TaggedItem.objects.filter(books__author__name='E L James').prefetch_related('books')
It starts from the get_prefetch_queryset at related_descriptors
, where self.field
is a GenericRelation
field (<django.contrib.contenttypes.fields.GenericRelation: tags>
in this example) the GenericRelation class inherits from ForeignObject
but does not implement get_local_related_value and get_foreign_related_value
methods which looks incompatible with the GenericRelation
interface, because they search for object_id
attribute inside a Book
model.
I would love to try to fix this, but I still can't fully understand the code, I'm not even sure what needs to be returned here, all tags related to this book maybe? If thats the case, then the code in get_prefetch_queryset
looks like its expected to be returned only a single instance, not many, this is confusing me.
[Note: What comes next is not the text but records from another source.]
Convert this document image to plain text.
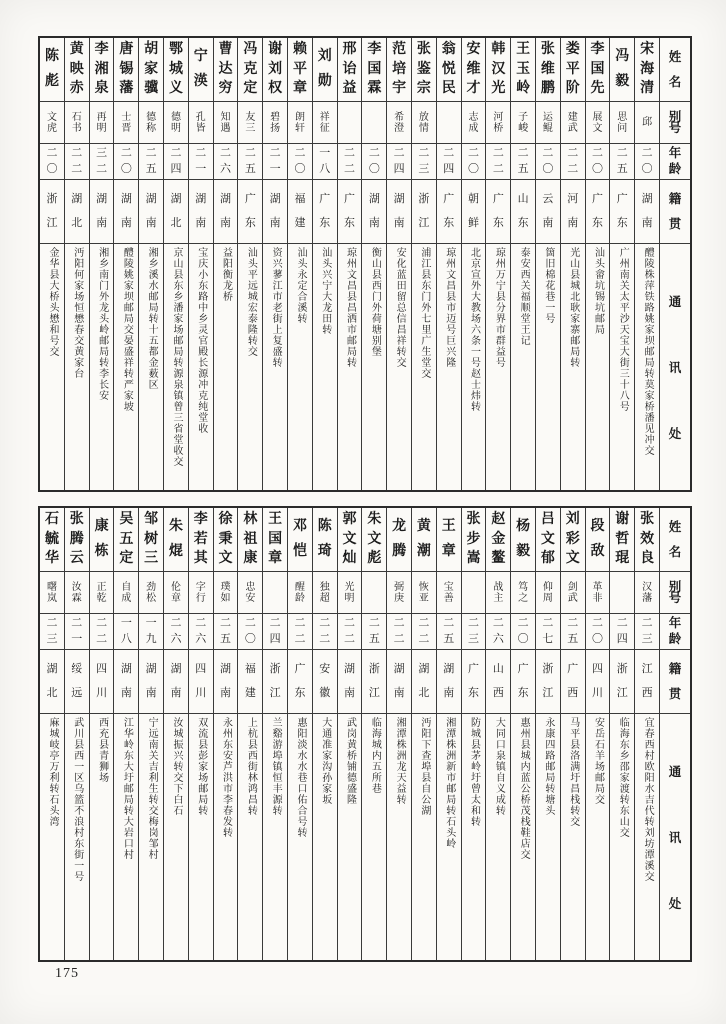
姓
名
别
号
年
龄
籍
贯
通
讯
处
宋
海
清
邱
二
〇
湖
南
醴陵株萍铁路姚家坝邮局转莫家桥潘见冲交
冯
毅
思
问
二
五
广
东
广州南关太平沙天宝大街三十八号
李
国
先
展
文
二
〇
广
东
汕头畲坑锡坑邮局
娄
平
阶
建
武
二
二
河
南
光山县城北耿家寨邮局转
张
维
鹏
运
鲲
二
〇
云
南
箇旧棉花巷一号
王
玉
岭
子
峻
二
五
山
东
泰安西关福顺堂王记
韩
汉
光
河
桥
二
二
广
东
琼州万宁县分界市群益号
安
维
才
志
成
二
〇
朝
鲜
北京宣外大教场六条一号赵士炜转
翁
悦
民
二
四
广
东
琼州文昌县市迈号巨兴隆
张
鉴
宗
放
情
二
三
浙
江
浦江县东门外七里广生堂交
范
培
宇
希
澄
二
四
湖
南
安化蓝田留总信昌祥转交
李
国
霖
二
〇
湖
南
衡山县西门外荷塘别堡
邢
诒
益
二
二
广
东
琼州文昌县昌洒市邮局转
刘
勋
祥
征
一
八
广
东
汕头兴宁大龙田转
赖
平
章
朗
轩
二
〇
福
建
汕头永定合溪转
谢
刘
权
碧
扬
二
一
湖
南
资兴蓼江市老街上复盛转
冯
克
定
友
三
二
五
广
东
汕头平远城宏泰隆转交
曹
达
穷
知
遇
二
六
湖
南
益阳衡龙桥
宁
渶
孔
皆
二
一
湖
南
宝庆小东路中乡灵官殿长源冲克纯堂收
鄂
城
义
德
明
二
四
湖
北
京山县东乡潘家场邮局转源泉镇曾三省堂收交
胡
家
骥
德
称
二
五
湖
南
湘乡溪水邮局转十五都金薮区
唐
锡
藩
士
晋
二
〇
湖
南
醴陵姚家坝邮局交晏盛祥转严家坡
李
湘
泉
再
明
三
二
湖
南
湘乡南门外龙头岭邮局转李长安
黄
映
赤
石
书
二
二
湖
北
沔阳何家场恒懋春交黄家台
陈
彪
文
虎
二
〇
浙
江
金华县大桥头懋和号交
姓
名
别
号
年
龄
籍
贯
通
讯
处
张
效
良
汉
藩
二
三
江
西
宜春西村欧阳水吉代转刘坊潭溪交
谢
哲
琨
二
四
浙
江
临海东乡邵家渡转东山交
段
敌
革
非
二
〇
四
川
安岳石羊场邮局交
刘
彩
文
剑
武
二
五
广
西
马平县洛满圩昌栈转交
吕
文
郁
仰
周
二
七
浙
江
永康四路邮局转塘头
杨
毅
笃
之
二
〇
广
东
惠州县城内蓝公桥茂栈鞋店交
赵
金
鳌
战
主
二
六
山
西
大同口泉镇自义成转
张
步
嵩
二
三
广
东
防城县茅岭圩曾太和转
王
章
宝
善
二
五
湖
南
湘潭株洲新市邮局转石头岭
黄
潮
恢
亚
二
二
湖
北
沔阳下查埠县自公湖
龙
腾
弼
庚
二
二
湖
南
湘潭株洲龙天益转
朱
文
彪
二
五
浙
江
临海城内五所巷
郭
文
灿
光
明
二
二
湖
南
武岗黄桥铺德盛隆
陈
琦
独
超
二
二
安
徽
大通准家沟孙家坂
邓
恺
醒
龄
二
二
广
东
惠阳淡水水巷口佑合号转
王
国
章
二
四
浙
江
兰谿游埠镇恒丰源转
林
祖
康
忠
安
二
〇
福
建
上杭县西街林鸿昌转
徐
秉
文
璞
如
二
五
湖
南
永州东安芦洪市李春发转
李
若
其
字
行
二
六
四
川
双流县彭家场邮局转
朱
焜
伦
章
二
六
湖
南
汝城振兴转交下白石
邹
树
三
劲
松
一
九
湖
南
宁远南关吉利生转交梅岗邹村
吴
五
定
自
成
一
八
湖
南
江华岭东大圩邮局转大岩口村
康
栋
正
乾
二
二
四
川
西充县青狮场
张
腾
云
汝
霖
二
一
绥
远
武川县西一区乌篮不浪村东街一号
石
毓
华
曙
岚
二
三
湖
北
麻城岐亭万利转石头湾
175
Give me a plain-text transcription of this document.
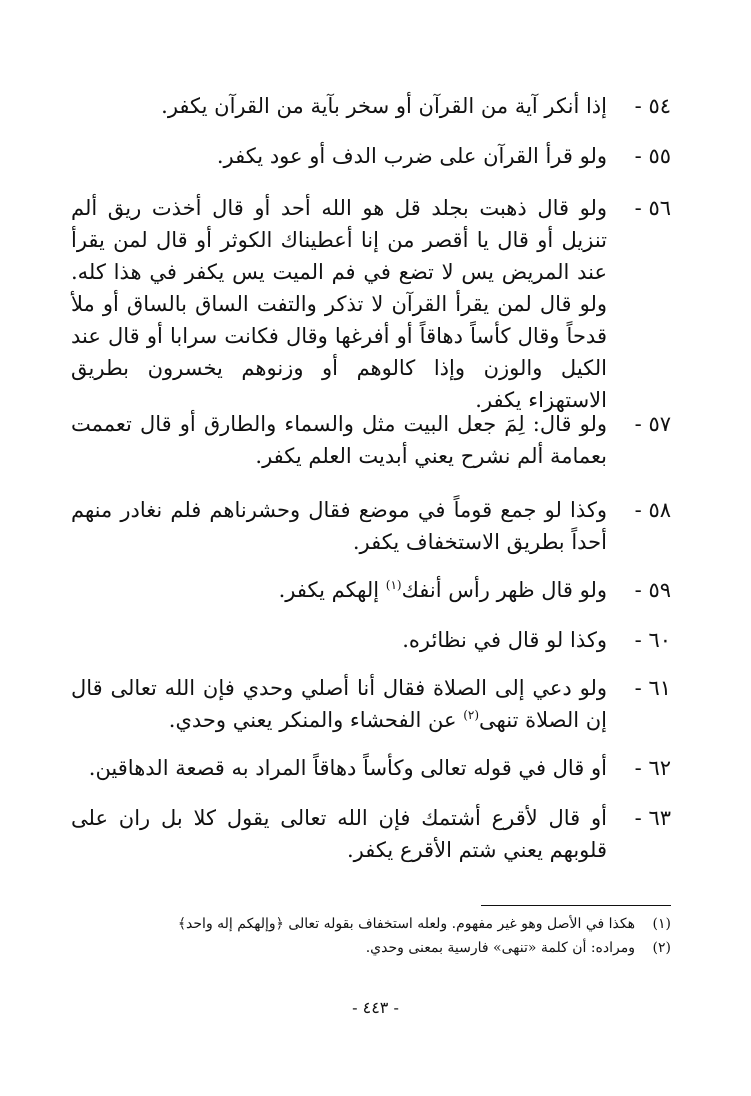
٥٤ -
إذا أنكر آية من القرآن أو سخر بآية من القرآن يكفر.
٥٥ -
ولو قرأ القرآن على ضرب الدف أو عود يكفر.
٥٦ -
ولو قال ذهبت بجلد قل هو الله أحد أو قال أخذت ريق ألم تنزيل أو قال يا أقصر من إنا أعطيناك الكوثر أو قال لمن يقرأ عند المريض يس لا تضع في فم الميت يس يكفر في هذا كله. ولو قال لمن يقرأ القرآن لا تذكر والتفت الساق بالساق أو ملأ قدحاً وقال كأساً دهاقاً أو أفرغها وقال فكانت سرابا أو قال عند الكيل والوزن وإذا كالوهم أو وزنوهم يخسرون بطريق الاستهزاء يكفر.
٥٧ -
ولو قال: لِمَ جعل البيت مثل والسماء والطارق أو قال تعممت بعمامة ألم نشرح يعني أبديت العلم يكفر.
٥٨ -
وكذا لو جمع قوماً في موضع فقال وحشرناهم فلم نغادر منهم أحداً بطريق الاستخفاف يكفر.
٥٩ -
ولو قال ظهر رأس أنفك$^{(١)}$ إلهكم يكفر.
٦٠ -
وكذا لو قال في نظائره.
٦١ -
ولو دعي إلى الصلاة فقال أنا أصلي وحدي فإن الله تعالى قال إن الصلاة تنهى$^{(٢)}$ عن الفحشاء والمنكر يعني وحدي.
٦٢ -
أو قال في قوله تعالى وكأساً دهاقاً المراد به قصعة الدهاقين.
٦٣ -
أو قال لأقرع أشتمك فإن الله تعالى يقول كلا بل ران على قلوبهم يعني شتم الأقرع يكفر.
(١)هكذا في الأصل وهو غير مفهوم. ولعله استخفاف بقوله تعالى ﴿وإلهكم إله واحد﴾
(٢)ومراده: أن كلمة «تنهى» فارسية بمعنى وحدي.
- ٤٤٣ -
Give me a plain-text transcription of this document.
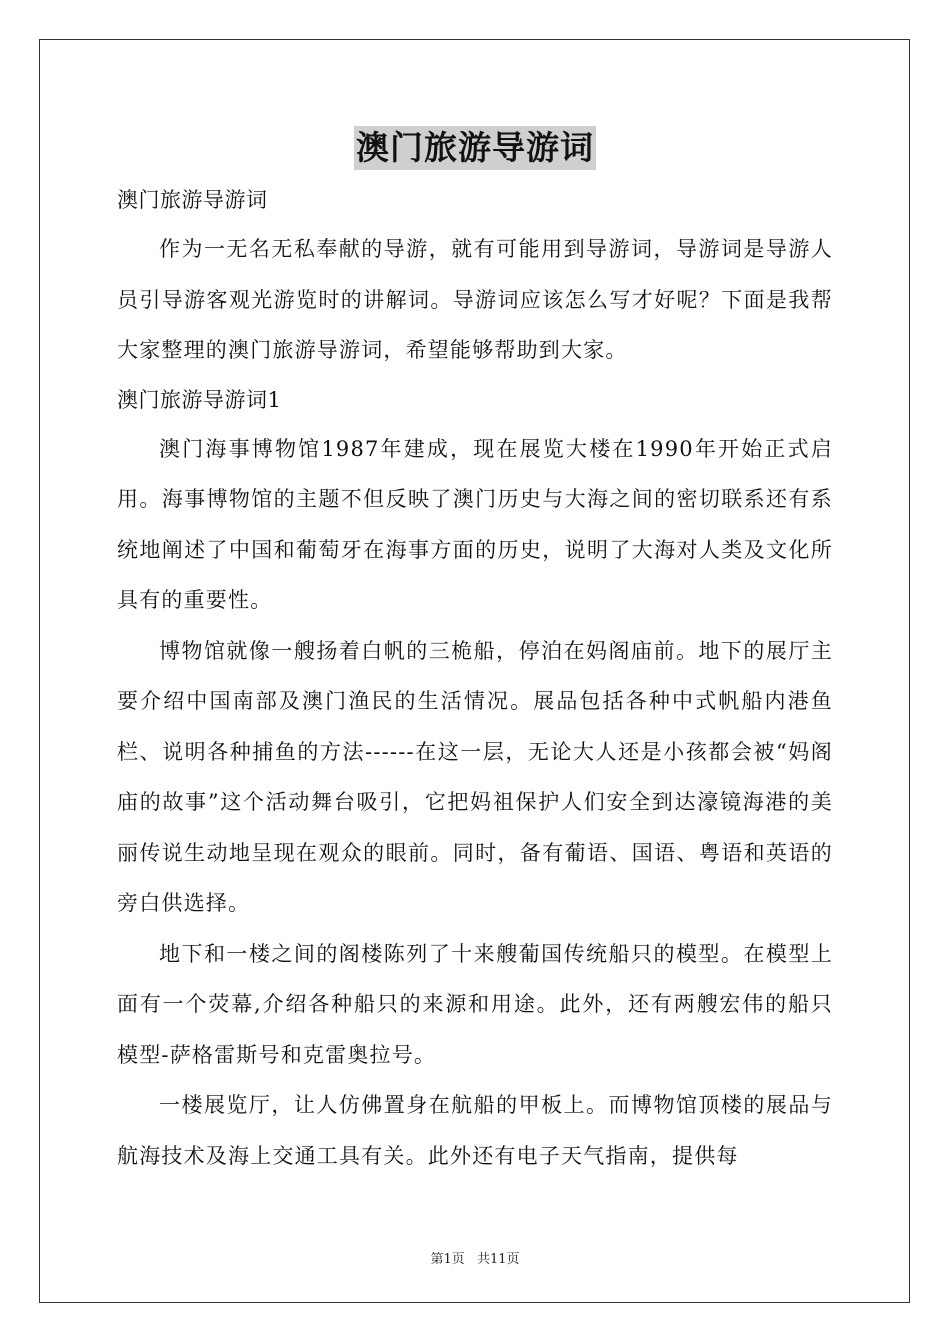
澳门旅游导游词

澳门旅游导游词

作为一无名无私奉献的导游，就有可能用到导游词，导游词是导游人员引导游客观光游览时的讲解词。导游词应该怎么写才好呢？下面是我帮大家整理的澳门旅游导游词，希望能够帮助到大家。

澳门旅游导游词1

澳门海事博物馆1987年建成，现在展览大楼在1990年开始正式启用。海事博物馆的主题不但反映了澳门历史与大海之间的密切联系还有系统地阐述了中国和葡萄牙在海事方面的历史，说明了大海对人类及文化所具有的重要性。

博物馆就像一艘扬着白帆的三桅船，停泊在妈阁庙前。地下的展厅主要介绍中国南部及澳门渔民的生活情况。展品包括各种中式帆船内港鱼栏、说明各种捕鱼的方法------在这一层，无论大人还是小孩都会被“妈阁庙的故事”这个活动舞台吸引，它把妈祖保护人们安全到达濠镜海港的美丽传说生动地呈现在观众的眼前。同时，备有葡语、国语、粤语和英语的旁白供选择。

地下和一楼之间的阁楼陈列了十来艘葡国传统船只的模型。在模型上面有一个荧幕,介绍各种船只的来源和用途。此外，还有两艘宏伟的船只模型-萨格雷斯号和克雷奥拉号。

一楼展览厅，让人仿佛置身在航船的甲板上。而博物馆顶楼的展品与航海技术及海上交通工具有关。此外还有电子天气指南，提供每

第1页 共11页
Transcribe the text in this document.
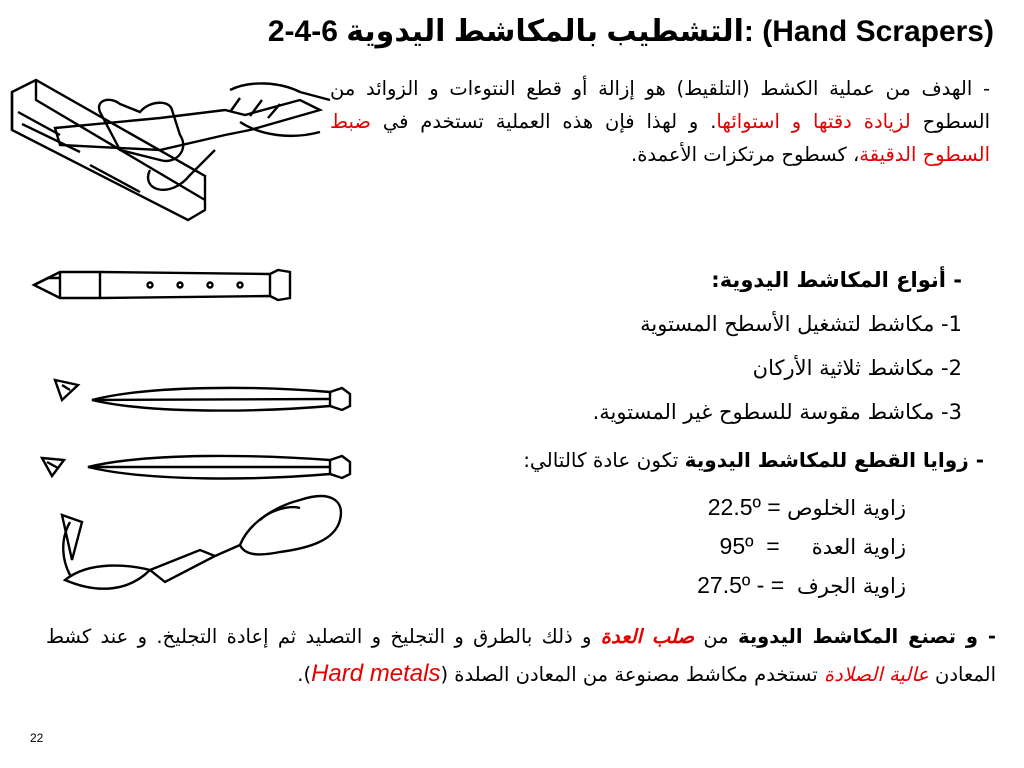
2-4-6 التشطيب بالمكاشط اليدوية: (Hand Scrapers)
- الهدف من عملية الكشط (التلقيط) هو إزالة أو قطع النتوءات و الزوائد من السطوح لزيادة دقتها و استوائها. و لهذا فإن هذه العملية تستخدم في ضبط السطوح الدقيقة، كسطوح مرتكزات الأعمدة.
- أنواع المكاشط اليدوية:
1- مكاشط لتشغيل الأسطح المستوية
2- مكاشط ثلاثية الأركان
3- مكاشط مقوسة للسطوح غير المستوية.
- زوايا القطع للمكاشط اليدوية تكون عادة كالتالي:
زاوية الخلوص = 22.5º
زاوية العدة     =  95º
زاوية الجرف  = - 27.5º
- و تصنع المكاشط اليدوية من صلب العدة و ذلك بالطرق و التجليخ و التصليد ثم إعادة التجليخ. و عند كشط المعادن عالية الصلادة تستخدم مكاشط مصنوعة من المعادن الصلدة (Hard metals).
22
comment:6 by , 2 years ago
Resolution: | → duplicate |
---|---|
Status: | new → closed |
I think that we can actually close this one as a duplicate of #33651 as the latter would allow the following syntax to be used
TaggedItem.objects.prefetch_related( GenericPrefetch( "content_object", [ Book.objects.select_related('author'), Movie.objects.select_related('director'), ] ), )
I don't think what you have asked for can be implemented, but I'll leave this open for confirmation by an ORM expert. See #21422 which is to document the limitation.